Expansão da base e o desafio de 2026

O consultor político Davi Wender complementa essa análise, pontuando que o fato de Flávio sempre ter sido o mais discreto entre os irmãos faz com que, em sua campanha, tente apresentar uma outra versão da direita, justamente para expandir o público acumulado pelos seus irmãos.

Para o especialista, a adoção de um tom apaziguador visa conquistar o eleitorado que rejeitou Jair Bolsonaro no pleito anterior. “Ele já detém uma base fiel de 20% a 30%. Para crescer, precisa buscar votos que hoje não possui, o que torna a moderação um passo lógico de campanha”, afirma.

Wender acredita que o cenário de 2026 será pautado pela lógica do referendo, típica de processos de reeleição. “O questionamento à população será sobre a continuidade ou não do governo atual. Nesse contexto, o governo Lula detém a vantagem da máquina pública, embora o histórico recente mostre que a continuidade não é garantida”, pondera.
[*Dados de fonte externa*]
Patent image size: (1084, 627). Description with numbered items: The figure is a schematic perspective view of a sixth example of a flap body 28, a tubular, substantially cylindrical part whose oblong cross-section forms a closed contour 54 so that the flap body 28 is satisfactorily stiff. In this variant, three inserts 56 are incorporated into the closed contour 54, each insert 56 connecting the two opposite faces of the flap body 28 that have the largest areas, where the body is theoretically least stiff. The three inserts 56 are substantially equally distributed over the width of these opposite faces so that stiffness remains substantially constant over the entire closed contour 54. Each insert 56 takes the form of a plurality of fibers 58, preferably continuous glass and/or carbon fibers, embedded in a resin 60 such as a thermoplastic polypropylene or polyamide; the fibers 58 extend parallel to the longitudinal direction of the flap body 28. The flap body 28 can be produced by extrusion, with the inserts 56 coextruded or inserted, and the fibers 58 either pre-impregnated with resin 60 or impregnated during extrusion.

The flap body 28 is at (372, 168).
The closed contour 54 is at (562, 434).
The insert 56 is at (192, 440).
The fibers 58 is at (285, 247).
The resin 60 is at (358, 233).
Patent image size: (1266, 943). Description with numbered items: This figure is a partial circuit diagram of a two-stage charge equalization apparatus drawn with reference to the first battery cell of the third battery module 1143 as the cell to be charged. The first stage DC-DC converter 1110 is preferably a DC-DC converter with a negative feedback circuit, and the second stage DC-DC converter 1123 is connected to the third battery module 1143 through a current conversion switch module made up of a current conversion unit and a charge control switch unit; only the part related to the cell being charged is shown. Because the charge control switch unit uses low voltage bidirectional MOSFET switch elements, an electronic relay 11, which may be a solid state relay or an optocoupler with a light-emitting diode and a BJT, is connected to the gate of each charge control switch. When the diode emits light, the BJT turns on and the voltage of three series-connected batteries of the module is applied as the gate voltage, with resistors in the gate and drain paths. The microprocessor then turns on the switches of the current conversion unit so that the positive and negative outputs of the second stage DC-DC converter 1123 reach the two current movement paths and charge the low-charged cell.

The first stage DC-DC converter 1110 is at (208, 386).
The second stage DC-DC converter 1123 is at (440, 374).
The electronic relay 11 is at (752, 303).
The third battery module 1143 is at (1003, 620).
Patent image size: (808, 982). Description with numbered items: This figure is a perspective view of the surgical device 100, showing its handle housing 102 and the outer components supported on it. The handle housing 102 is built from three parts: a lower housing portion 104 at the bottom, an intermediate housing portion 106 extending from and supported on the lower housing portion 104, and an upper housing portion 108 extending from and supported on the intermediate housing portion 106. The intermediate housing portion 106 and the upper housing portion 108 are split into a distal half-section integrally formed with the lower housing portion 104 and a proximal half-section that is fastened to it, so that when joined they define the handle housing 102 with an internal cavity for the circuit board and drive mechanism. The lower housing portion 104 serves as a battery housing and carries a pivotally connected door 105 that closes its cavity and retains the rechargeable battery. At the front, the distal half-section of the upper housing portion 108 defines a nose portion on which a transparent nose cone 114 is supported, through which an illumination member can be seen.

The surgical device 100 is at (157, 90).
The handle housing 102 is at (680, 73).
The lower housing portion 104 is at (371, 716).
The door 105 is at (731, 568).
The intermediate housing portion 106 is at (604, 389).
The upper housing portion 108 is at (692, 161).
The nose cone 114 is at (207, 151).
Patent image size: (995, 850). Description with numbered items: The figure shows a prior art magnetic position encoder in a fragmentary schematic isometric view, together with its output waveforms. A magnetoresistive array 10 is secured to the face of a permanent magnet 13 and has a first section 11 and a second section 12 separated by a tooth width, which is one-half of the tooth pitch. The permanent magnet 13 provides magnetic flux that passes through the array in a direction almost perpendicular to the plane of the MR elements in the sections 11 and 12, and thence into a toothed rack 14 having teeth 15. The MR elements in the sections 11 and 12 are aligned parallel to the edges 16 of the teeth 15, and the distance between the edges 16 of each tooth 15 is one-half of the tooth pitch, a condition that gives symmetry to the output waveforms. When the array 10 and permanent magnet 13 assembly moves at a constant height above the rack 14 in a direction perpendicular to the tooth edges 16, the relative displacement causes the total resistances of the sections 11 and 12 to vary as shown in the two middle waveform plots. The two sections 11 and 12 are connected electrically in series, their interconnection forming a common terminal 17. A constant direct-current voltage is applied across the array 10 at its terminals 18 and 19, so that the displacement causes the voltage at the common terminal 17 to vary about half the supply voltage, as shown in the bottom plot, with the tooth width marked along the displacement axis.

Nesse tabuleiro pré-eleitoral, a ausência de nomes para um eventual ministério ou para a vice-presidência é vista como uma cautela estratégica. De acordo com o consultor, a direita enfrenta uma articulação delicada.

“É preciso equilibrar a composição partidária para garantir governabilidade futura e, simultaneamente, escolher um vice que possua viabilidade eleitoral e capacidade de angariar votos de setores ainda não convertidos”, analisa Wender.